Thursday, March 08, 2007

Thursday, March 8 2007

I've been thinking and thinking about making out of writing something serious in my life.

Most of you already know that apparently, I have this odd passion for the film industry... and yes, I do appreciate a good directed movie, I'm a sucker for an awesome soundtrack and scripts make or break a movie... but, here's a confession I haven't made to anyone yet. Not even my concience.

I think I don't like movies that much... I mean, not enough to make them. Or maybe I do, I just don't know. You see, I've been thinking, and while doing that realizing, that my love for the film industry is more of an acquired taste from a couple of friends I had a long time ago. And the thing is, once my mind began developing around it, wow, it just felt right. I've always wanted to do something creative, and the many times I've "directed" something for like class and stuff, I always had a blast doing so and felt right in my element... But still, thinking about making that my life dream... well, no. I just couldn't picture myself doing it all my life. Or maybe yes, I just don't know.

However, writing. That's something that's always been a passion of mine. For lack of organization and whatever, I stopped doing so for quite some time. But when I find myself before a computer or a new sheet in my very-vintage-harriet-the-spy-notebooks there's nowhere else I'd rather be.

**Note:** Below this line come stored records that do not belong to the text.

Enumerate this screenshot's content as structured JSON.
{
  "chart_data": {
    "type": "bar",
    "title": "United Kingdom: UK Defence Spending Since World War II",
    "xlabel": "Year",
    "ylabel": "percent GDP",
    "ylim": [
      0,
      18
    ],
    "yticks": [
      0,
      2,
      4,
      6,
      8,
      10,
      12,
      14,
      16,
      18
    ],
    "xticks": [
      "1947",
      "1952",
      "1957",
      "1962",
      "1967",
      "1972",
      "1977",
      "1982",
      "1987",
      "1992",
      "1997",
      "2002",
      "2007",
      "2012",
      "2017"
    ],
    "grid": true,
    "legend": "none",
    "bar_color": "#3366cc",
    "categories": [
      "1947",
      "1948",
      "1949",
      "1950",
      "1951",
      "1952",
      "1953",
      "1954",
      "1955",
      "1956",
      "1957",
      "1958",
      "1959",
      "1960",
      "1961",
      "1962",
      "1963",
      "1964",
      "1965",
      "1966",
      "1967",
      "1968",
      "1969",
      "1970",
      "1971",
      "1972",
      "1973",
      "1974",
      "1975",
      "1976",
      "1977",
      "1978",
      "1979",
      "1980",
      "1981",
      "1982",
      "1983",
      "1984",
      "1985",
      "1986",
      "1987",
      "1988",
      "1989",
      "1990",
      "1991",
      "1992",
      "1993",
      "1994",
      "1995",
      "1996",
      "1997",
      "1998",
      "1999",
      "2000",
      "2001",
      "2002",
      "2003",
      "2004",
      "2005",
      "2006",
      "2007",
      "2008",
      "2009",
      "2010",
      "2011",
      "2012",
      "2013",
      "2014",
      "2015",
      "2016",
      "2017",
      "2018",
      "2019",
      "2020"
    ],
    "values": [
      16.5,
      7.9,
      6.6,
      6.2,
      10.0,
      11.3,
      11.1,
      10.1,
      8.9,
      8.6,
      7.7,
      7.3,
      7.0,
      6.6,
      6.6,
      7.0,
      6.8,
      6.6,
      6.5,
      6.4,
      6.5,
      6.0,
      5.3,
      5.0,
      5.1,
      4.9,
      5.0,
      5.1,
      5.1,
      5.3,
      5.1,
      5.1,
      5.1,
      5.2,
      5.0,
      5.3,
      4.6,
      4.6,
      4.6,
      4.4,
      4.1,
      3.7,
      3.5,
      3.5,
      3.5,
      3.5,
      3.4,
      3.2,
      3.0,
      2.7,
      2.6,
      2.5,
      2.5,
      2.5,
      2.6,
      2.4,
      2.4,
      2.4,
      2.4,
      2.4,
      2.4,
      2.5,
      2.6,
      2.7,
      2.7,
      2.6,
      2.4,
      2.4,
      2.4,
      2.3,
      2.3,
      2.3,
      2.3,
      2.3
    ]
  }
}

I feel selfish sometimes, because I always write about me. So maybe next time I'll write about something else. Maybe a movie, a cd, a moment in time or in whatever.

I most likely wont' write here for like a month or so, so I just want to leave whoever reads this with one last thought for your day.


"This is the law of the house; Upon the top of the mountain the whole limit thereof round about shall be most holy. Behold, this is the law of the house." Ez 43:12

Figure it out. I'm doing so too.

1 comment:

abr said...

so... why is it again that you're not writing for a month?